Large areas of forest were cleared to create more farmland. In some regions, like Silesia, the amount of cultivated land increased seven to twenty times during the Ostsiedlung.
New ways of organizing farms and villages were also introduced. Farmland was divided into "hufen" (like "hides" or plots of land). Larger villages replaced the smaller ones that used to have only a few farms. This completely changed how settlements looked. The way the land was shaped by these medieval settlements can still be seen today.
Dutch Settlers and Water Management
Flemish and Dutch settlers were among the first to move to Mecklenburg in the early 12th century. They later moved further east to Pomerania and Silesia, and south to Hungary. They were looking for new places to settle because their home areas were already crowded, and they had faced floods and famines.
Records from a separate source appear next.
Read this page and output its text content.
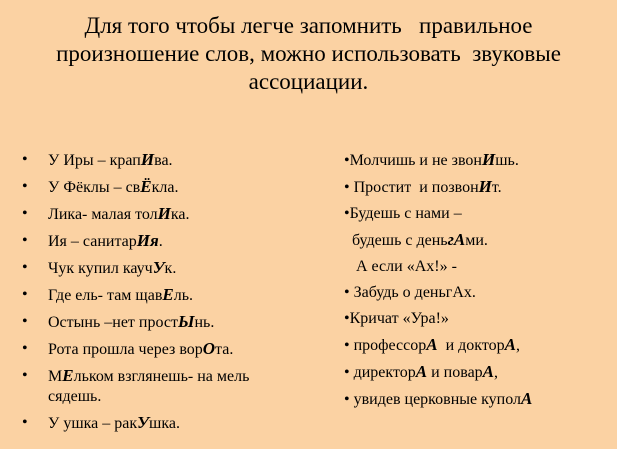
Для того чтобы легче запомнить   правильное
произношение слов, можно использовать  звуковые
ассоциации.
• У Иры – крапИва.
• У Фёклы – свЁкла.
• Лика- малая толИка.
• Ия – санитарИя.
• Чук купил каучУк.
• Где ель- там щавЕль.
• Остынь –нет простЫнь.
• Рота прошла через ворОта.
• МЕльком взглянешь- на мель
сядешь.
• У ушка – ракУшка.
•Молчишь и не звонИшь.
• Простит  и позвонИт.
•Будешь с нами –
будешь с деньгАми.
А если «Ах!» -
• Забудь о деньгАх.
•Кричат «Ура!»
• профессорА  и докторА,
• директорА и поварА,
• увидев церковные куполА
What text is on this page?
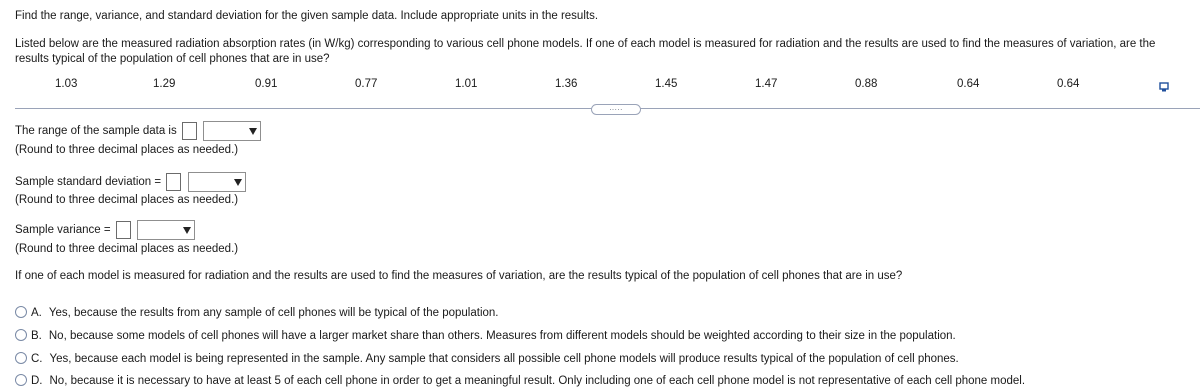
Find the range, variance, and standard deviation for the given sample data. Include appropriate units in the results.
Listed below are the measured radiation absorption rates (in W/kg) corresponding to various cell phone models. If one of each model is measured for radiation and the results are used to find the measures of variation, are the
results typical of the population of cell phones that are in use?
1.03	1.29	0.91	0.77	1.01	1.36	1.45	1.47	0.88	0.64	0.64
.....
The range of the sample data is
(Round to three decimal places as needed.)
Sample standard deviation =
(Round to three decimal places as needed.)
Sample variance =
(Round to three decimal places as needed.)
If one of each model is measured for radiation and the results are used to find the measures of variation, are the results typical of the population of cell phones that are in use?
A. Yes, because the results from any sample of cell phones will be typical of the population.
B. No, because some models of cell phones will have a larger market share than others. Measures from different models should be weighted according to their size in the population.
C. Yes, because each model is being represented in the sample. Any sample that considers all possible cell phone models will produce results typical of the population of cell phones.
D. No, because it is necessary to have at least 5 of each cell phone in order to get a meaningful result. Only including one of each cell phone model is not representative of each cell phone model.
These Dutch settlers were very skilled at managing water. They were in high demand in the undeveloped areas east of the Elbe River. They drained wet lands by digging networks of smaller ditches that led to main ditches. Roads connecting farms were built along these main ditches.
Local rulers actively recruited Dutch settlers. For example, in 1159/60, Albert the Bear allowed Dutch settlers to take over former Slavic settlements. A preacher named Helmold of Bosau wrote that Albert "sent to Utrecht and the Rhine region, and also to those who live by the ocean... the Dutch, Zealanders and Flemings, where he attracted a lot of people and let them live in the castles and villages of the Slavs."
Farming Tools
Slavs used plows before the western immigrants arrived. However, a new heavy plow called the "moldboard plow" was introduced in the mid-13th century. This plow dug deep into the earth and turned the soil over in one go. It was much better for heavier soils.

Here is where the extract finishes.